Надежда на то, что Зелхат, получив вырученную от продажи ножен сумму, выкупит ее у Шаккары, не покидала девушку до последней минуты и помогала мириться с заключением в «Садке». Однако принесенное Сохи известие заставило ее взглянуть в глаза суровой действительности. Зелхату запрещен въезд в Мельсину, а посланный им человек конечно же не проявит той настойчивости, которая свойственна была старому ученому в достижении поставленной цели.
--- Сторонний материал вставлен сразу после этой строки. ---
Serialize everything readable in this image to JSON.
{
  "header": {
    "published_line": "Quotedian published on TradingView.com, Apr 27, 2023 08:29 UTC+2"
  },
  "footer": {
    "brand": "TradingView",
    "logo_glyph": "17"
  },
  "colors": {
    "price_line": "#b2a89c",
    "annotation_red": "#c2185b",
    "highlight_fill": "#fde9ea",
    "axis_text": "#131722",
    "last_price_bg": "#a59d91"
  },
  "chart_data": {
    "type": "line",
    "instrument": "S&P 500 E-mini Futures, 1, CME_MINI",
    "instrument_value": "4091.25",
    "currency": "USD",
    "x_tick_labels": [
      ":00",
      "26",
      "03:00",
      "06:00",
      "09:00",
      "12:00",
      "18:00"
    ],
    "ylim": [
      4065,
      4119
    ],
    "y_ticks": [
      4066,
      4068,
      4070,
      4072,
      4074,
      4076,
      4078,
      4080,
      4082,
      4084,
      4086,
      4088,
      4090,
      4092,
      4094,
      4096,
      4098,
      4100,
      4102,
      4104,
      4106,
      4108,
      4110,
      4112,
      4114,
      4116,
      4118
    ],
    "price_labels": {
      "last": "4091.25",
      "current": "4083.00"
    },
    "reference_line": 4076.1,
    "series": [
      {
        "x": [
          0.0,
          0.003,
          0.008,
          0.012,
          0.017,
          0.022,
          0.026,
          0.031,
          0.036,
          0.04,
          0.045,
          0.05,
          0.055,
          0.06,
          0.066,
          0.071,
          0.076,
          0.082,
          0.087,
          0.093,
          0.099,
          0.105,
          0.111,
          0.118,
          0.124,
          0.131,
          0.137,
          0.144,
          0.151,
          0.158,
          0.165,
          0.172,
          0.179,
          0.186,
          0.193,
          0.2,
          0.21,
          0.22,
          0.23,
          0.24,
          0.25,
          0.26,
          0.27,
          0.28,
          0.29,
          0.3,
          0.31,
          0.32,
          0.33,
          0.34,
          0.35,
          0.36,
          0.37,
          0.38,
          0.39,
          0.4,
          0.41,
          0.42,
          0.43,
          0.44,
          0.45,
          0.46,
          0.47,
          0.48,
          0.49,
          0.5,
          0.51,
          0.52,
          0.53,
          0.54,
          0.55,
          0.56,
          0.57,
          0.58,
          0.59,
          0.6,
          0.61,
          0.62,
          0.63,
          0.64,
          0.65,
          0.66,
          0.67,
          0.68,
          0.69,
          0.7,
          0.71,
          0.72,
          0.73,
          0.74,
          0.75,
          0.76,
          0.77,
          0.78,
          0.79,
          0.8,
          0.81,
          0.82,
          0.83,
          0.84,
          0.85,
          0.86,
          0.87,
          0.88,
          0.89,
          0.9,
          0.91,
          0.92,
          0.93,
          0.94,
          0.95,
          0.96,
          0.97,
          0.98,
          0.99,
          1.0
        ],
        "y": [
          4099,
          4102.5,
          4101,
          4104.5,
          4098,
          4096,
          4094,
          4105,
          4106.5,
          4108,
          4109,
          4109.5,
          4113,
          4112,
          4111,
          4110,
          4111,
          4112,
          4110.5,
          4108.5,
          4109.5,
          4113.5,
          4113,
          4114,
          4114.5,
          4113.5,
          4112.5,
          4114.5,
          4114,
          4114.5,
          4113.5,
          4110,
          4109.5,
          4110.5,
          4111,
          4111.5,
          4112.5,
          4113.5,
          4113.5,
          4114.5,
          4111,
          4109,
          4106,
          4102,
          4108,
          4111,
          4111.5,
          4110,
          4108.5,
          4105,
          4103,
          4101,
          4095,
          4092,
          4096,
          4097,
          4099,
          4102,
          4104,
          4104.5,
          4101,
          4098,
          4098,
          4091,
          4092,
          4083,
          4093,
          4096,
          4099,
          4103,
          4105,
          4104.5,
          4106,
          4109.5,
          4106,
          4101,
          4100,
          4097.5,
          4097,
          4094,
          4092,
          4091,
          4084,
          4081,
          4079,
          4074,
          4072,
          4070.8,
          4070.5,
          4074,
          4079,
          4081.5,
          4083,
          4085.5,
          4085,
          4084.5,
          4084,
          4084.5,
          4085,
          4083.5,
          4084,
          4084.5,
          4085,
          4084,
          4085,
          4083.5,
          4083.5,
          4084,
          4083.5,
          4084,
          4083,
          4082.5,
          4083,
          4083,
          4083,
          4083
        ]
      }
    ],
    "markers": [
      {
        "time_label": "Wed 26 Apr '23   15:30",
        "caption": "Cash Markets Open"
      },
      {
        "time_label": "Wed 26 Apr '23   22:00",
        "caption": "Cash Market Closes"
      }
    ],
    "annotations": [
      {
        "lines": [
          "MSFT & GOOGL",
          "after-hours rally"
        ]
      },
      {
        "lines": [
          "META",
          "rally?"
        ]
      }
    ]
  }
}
Если бы Ниилит осталась в «Садке» — дело иное, но кто, во имя Богини, возьмет на себя труд разыскивать по «веселым домам» Саккарема полузнакомую девку, если даже предположить, что ее не увезут в Халисун или Мономатану, куда отправляется добрая половина проданных в Мельсине рабынь? Мысль о том, что помощи ей ждать неоткуда, повергла Ниилит в отчаяние, и потому-то слух о предстоящем походе в храм Богини Милосердной показался ей счастливым предзнаменованием, указывающим, что милость Богини не оставила ее. Другой возможности совершить побег у нее не будет, и если она не намерена стать рабыней для наслаждений, то должна действовать решительно и бесстрашно, ибо надеяться ей больше не на что и терять нечего.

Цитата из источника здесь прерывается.